4 comments on “Harvard to Aid Students High in Middle Class

  1. Dallasite says:

    Hallelujah. As one with college for three children looming on the horizon, I hope this catches on elsewhere.

  2. Larry Morse says:

    T his is a very bad decision by Harvard and will have all sorts of unpleasant repercussion. The proper place to start is to list en to the Lehrer News hour of several nights ago on this subject. First and most obvious, this hurts small, limited-endowment colleges in their ability to survive.

    Second, this will pressure the well-heeled colleges, especially the Ivies, to copy Harvard. If they do, then the amount of money available for those who truly have no money will grow smaller, and the conditions will favor the Big Deal Colleges to limit their acceptance to students from richer and richer families, a condition already present.

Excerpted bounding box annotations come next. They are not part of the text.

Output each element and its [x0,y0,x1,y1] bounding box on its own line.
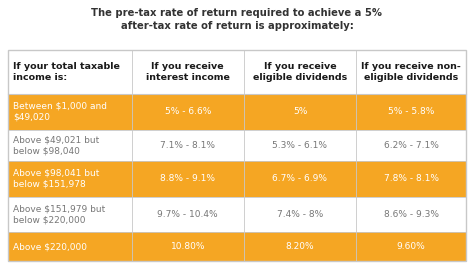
Text: 5% - 6.6%: 5% - 6.6% [164,107,211,116]
Text: 8.8% - 9.1%: 8.8% - 9.1% [160,174,215,183]
Text: 6.7% - 6.9%: 6.7% - 6.9% [273,174,328,183]
Bar [8,94,466,130]
Bar [8,161,466,197]
Text: Between $1,000 and
$49,020: Between $1,000 and $49,020 [13,102,107,122]
Text: Above $49,021 but
below $98,040: Above $49,021 but below $98,040 [13,135,99,155]
Bar [8,50,466,94]
Bar [8,50,466,261]
Text: If your total taxable
income is:: If your total taxable income is: [13,62,120,82]
Bar [8,130,466,161]
Bar [8,197,466,232]
Text: Above $98,041 but
below $151,978: Above $98,041 but below $151,978 [13,169,100,189]
Text: If you receive
eligible dividends: If you receive eligible dividends [253,62,347,82]
Text: 7.1% - 8.1%: 7.1% - 8.1% [160,141,215,150]
Text: Above $151,979 but
below $220,000: Above $151,979 but below $220,000 [13,205,105,225]
Text: The pre-tax rate of return required to achieve a 5%
after-tax rate of return is : The pre-tax rate of return required to a… [91,8,383,31]
Text: 5% - 5.8%: 5% - 5.8% [388,107,434,116]
Text: 8.6% - 9.3%: 8.6% - 9.3% [383,210,438,219]
Bar [8,232,466,261]
Text: Above $220,000: Above $220,000 [13,242,87,251]
Text: 9.7% - 10.4%: 9.7% - 10.4% [157,210,218,219]
Text: 7.4% - 8%: 7.4% - 8% [277,210,323,219]
Text: 7.8% - 8.1%: 7.8% - 8.1% [383,174,438,183]
Text: 9.60%: 9.60% [397,242,425,251]
Text: If you receive
interest income: If you receive interest income [146,62,230,82]
Text: 5%: 5% [293,107,307,116]
Text: 10.80%: 10.80% [171,242,205,251]
Text: If you receive non-
eligible dividends: If you receive non- eligible dividends [361,62,461,82]
Text: 5.3% - 6.1%: 5.3% - 6.1% [273,141,328,150]
Text: 6.2% - 7.1%: 6.2% - 7.1% [383,141,438,150]
Text: 8.20%: 8.20% [286,242,314,251]
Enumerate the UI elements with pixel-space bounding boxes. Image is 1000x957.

The spokesman for Harvard remarked that more than one half of Harvard’s student body is already made
    up of such families. In this regard, I once again recommend readding the discussion at the end of The Bell Curve of the effects of the confluence of the very bright and the very rich. This is undesirable in every respect.

    Third, but hardly last, this practice will permit the rich colleges to increase their tuition – which has already reached astronomical heights – even further, and this will limit every more those who can apply to such schools. My son just graduated from Colby, and in four years, the tuition went from #38,000 to $44,000. This isn’t exactly the cost of living increase. And Colby is already a country club school because the students there are so uniformly well-heeled beyond anything most of us are likely to attain. To call $180,000 middle class is egregious arrogance. I might add that 4X $44,000 is $176,000 and this is merely for the opportunity to go to Colby. The rest of the costs for four years adds (roughly) another $50,000 on to the four year costs. What students will Colby take in, given these charges? Those students whose families are already richrichrich.

    Harvard, with its endowment in the many many billlions, is acting with that arrogance for which is is justly reputed. LM

  3. The_Archer_of_the_Forest says:

    I’m sorry, but I don’t think any undergraduate education is possibly worth $45,000(+) a year times 4(+) years.